Three miles east, during two September days in 1538, a stretch of seashore suddenly bulged twelve feet in the air. As the waters retreated, residents scooped up flopping fish stranded on the sand, and royal decrees promptly gave the territory to court favorites. But two days later the little hill’s top blew open, and Monte Nuovo, a new volcano, was born. For five days it smoked and vomited hot rock, growing large enough to consume a village, a castle, and the local spa. It was a mountain three miles around when it breathed its last.
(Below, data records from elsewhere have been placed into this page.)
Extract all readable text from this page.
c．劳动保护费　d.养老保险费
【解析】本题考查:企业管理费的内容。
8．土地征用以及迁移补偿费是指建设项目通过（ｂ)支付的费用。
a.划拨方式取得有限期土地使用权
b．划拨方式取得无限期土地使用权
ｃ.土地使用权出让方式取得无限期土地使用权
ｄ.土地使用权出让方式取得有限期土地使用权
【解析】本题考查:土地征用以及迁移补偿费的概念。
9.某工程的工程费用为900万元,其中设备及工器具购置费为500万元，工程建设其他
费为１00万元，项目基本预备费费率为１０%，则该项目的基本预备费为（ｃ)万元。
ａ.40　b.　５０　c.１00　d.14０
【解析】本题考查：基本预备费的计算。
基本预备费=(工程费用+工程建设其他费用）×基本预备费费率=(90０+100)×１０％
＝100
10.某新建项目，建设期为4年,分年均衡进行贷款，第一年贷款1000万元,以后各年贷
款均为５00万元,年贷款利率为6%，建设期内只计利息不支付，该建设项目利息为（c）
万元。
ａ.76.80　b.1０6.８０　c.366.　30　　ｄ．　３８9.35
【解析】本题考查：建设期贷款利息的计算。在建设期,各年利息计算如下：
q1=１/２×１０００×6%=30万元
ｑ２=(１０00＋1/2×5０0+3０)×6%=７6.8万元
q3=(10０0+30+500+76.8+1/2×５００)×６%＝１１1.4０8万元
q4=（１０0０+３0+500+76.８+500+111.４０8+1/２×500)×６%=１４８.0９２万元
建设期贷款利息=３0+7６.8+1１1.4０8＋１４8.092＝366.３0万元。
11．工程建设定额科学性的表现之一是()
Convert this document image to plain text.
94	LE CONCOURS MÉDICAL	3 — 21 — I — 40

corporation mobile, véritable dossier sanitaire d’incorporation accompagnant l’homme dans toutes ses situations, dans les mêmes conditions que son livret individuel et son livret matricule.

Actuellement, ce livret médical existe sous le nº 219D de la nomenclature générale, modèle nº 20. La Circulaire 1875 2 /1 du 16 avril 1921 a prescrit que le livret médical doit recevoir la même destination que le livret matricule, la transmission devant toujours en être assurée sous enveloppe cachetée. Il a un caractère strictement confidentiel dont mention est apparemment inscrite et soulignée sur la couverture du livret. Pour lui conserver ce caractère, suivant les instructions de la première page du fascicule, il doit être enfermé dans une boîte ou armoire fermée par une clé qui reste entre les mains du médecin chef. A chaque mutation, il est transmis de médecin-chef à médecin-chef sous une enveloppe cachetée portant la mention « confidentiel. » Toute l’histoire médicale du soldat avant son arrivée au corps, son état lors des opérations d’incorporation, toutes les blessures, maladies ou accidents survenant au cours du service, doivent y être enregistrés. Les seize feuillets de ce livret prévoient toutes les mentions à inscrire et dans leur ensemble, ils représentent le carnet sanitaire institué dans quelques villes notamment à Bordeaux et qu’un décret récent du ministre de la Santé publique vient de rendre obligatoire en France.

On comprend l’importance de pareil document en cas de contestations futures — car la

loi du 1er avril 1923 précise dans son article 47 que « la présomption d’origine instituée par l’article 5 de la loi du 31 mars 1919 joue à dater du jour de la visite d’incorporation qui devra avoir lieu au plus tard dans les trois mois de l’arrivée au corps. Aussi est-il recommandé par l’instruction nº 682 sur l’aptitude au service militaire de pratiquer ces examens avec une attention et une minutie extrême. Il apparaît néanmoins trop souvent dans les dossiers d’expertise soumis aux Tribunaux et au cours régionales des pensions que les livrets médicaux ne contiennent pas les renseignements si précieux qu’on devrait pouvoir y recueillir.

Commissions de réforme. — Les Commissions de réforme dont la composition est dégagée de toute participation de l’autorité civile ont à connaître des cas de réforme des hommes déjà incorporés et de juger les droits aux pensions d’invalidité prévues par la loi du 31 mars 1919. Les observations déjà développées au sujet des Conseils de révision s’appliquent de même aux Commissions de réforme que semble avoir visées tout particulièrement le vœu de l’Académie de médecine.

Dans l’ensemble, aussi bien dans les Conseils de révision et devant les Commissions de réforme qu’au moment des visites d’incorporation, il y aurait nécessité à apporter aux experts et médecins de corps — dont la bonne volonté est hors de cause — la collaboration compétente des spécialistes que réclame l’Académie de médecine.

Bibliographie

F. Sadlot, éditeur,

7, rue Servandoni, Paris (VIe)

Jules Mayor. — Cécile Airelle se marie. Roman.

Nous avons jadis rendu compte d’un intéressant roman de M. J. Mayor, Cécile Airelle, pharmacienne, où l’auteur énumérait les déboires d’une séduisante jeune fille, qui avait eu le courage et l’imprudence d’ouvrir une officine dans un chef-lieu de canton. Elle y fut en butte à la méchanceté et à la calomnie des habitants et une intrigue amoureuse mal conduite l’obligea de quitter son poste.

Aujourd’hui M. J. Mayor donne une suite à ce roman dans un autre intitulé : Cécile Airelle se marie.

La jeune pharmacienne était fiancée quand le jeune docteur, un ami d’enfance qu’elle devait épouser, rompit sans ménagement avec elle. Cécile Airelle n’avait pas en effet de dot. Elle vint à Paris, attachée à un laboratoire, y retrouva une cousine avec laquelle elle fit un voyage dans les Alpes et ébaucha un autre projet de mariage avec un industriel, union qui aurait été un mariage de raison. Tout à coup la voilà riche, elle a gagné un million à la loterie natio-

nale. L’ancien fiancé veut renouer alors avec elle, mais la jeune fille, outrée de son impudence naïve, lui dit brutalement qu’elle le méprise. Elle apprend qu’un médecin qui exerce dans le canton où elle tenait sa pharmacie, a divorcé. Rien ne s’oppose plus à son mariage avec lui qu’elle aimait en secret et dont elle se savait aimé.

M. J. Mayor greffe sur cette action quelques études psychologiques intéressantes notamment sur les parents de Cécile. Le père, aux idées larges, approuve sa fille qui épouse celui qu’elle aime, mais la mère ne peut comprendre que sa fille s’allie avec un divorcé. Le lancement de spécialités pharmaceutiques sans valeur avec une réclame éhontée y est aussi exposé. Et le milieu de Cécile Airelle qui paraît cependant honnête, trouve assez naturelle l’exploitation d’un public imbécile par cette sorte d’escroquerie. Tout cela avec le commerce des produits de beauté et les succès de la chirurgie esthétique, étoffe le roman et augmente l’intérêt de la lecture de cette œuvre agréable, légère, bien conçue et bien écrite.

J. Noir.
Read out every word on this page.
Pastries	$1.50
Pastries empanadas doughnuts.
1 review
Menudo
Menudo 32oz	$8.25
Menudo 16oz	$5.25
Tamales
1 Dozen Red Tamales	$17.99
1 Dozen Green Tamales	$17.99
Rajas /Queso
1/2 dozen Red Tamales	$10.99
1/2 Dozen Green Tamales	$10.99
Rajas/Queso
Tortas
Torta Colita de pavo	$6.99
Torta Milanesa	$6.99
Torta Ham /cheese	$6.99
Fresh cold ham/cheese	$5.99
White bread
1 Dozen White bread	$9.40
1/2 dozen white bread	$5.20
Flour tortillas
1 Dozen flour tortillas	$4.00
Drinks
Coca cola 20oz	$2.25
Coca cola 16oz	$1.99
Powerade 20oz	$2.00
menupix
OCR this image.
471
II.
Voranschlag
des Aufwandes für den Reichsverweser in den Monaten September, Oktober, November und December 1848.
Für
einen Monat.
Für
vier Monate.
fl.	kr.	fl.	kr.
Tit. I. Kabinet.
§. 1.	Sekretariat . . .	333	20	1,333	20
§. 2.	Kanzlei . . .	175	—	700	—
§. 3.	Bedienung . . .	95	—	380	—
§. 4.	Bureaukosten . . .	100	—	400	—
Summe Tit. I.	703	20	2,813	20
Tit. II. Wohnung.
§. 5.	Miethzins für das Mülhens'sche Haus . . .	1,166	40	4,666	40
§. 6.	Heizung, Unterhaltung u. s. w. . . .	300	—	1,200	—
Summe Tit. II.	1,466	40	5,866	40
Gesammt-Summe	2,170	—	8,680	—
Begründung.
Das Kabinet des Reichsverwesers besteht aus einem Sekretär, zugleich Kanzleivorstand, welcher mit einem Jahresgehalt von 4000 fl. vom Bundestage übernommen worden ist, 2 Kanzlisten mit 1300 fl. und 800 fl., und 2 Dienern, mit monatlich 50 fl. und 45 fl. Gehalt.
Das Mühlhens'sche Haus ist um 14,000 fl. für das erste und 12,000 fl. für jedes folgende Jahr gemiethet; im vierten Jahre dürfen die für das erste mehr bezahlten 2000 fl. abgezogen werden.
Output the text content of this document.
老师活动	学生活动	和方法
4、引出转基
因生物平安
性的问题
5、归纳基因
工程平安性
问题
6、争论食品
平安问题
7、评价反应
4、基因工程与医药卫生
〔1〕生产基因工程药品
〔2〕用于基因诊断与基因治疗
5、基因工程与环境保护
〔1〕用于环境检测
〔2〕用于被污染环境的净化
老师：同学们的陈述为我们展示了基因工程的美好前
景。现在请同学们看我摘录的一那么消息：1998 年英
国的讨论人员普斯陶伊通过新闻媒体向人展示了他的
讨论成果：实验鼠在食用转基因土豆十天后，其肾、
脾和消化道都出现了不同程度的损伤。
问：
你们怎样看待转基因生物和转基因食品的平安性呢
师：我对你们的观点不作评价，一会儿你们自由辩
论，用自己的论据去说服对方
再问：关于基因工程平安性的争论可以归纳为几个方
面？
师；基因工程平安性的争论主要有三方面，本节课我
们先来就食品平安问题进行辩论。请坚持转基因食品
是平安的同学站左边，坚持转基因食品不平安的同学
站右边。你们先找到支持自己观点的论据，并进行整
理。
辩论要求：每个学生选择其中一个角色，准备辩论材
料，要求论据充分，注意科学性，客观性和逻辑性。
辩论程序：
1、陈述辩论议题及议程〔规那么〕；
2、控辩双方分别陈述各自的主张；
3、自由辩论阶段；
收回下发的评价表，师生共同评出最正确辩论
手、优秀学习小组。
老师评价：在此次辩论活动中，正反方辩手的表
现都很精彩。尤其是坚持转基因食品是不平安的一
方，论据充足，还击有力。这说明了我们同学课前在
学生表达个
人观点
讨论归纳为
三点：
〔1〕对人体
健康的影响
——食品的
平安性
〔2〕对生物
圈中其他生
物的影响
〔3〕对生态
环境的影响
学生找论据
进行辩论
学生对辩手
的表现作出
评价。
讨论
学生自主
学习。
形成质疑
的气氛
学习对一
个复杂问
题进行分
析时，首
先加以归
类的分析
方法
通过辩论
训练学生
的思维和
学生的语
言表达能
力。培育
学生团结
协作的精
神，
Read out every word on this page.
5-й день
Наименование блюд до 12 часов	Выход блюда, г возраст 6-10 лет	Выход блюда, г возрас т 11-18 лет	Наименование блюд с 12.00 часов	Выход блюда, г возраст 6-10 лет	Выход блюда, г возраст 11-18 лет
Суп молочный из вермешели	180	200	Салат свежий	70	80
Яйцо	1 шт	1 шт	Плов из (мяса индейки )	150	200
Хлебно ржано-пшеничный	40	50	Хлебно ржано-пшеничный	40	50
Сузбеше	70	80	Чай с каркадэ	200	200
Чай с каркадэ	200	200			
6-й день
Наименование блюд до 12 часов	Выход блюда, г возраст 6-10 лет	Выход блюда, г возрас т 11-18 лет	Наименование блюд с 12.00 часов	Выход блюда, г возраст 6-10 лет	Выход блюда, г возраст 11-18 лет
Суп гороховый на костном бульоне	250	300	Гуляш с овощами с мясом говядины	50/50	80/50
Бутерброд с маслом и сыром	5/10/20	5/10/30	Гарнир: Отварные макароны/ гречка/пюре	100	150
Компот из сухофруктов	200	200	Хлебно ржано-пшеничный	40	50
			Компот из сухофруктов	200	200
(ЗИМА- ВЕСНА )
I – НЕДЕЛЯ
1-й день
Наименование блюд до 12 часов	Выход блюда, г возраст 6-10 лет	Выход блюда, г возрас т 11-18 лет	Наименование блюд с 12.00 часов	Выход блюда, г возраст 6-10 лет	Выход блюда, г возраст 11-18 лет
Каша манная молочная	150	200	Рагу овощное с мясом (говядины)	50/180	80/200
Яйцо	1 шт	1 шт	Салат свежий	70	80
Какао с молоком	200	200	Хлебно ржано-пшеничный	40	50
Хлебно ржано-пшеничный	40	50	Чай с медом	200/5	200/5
Every few thousand years there are eruptions so large here that the magma reservoir deep beneath the earth empties and collapses to form a volcanic landform called a caldera, a relatively flat bottomed sunken pit with sides that can be straight as a bucket’s. Two calderas cradle the Campi Flegrei. The largest is more than eight miles across and formed in the midst of the last Ice Age, when the earth split and so much magma showered out -- nineteen cubic miles -- that a patch of ground four times the size of Manhattan collapsed in a depression almost half a mile deep. Another, smaller eruption twenty thousand years later draped the landscape with a distinct yellow stone called Neapolitan Yellow Tuff. You can see it in quarries, spread through the ground like a humongous layer of icing in a gigantic cake. It covers 386 square miles, in places hundreds of feet thick. The locals have cut out countless tons of it to wall the buildings that glow so warmly in the Mediterranean sun.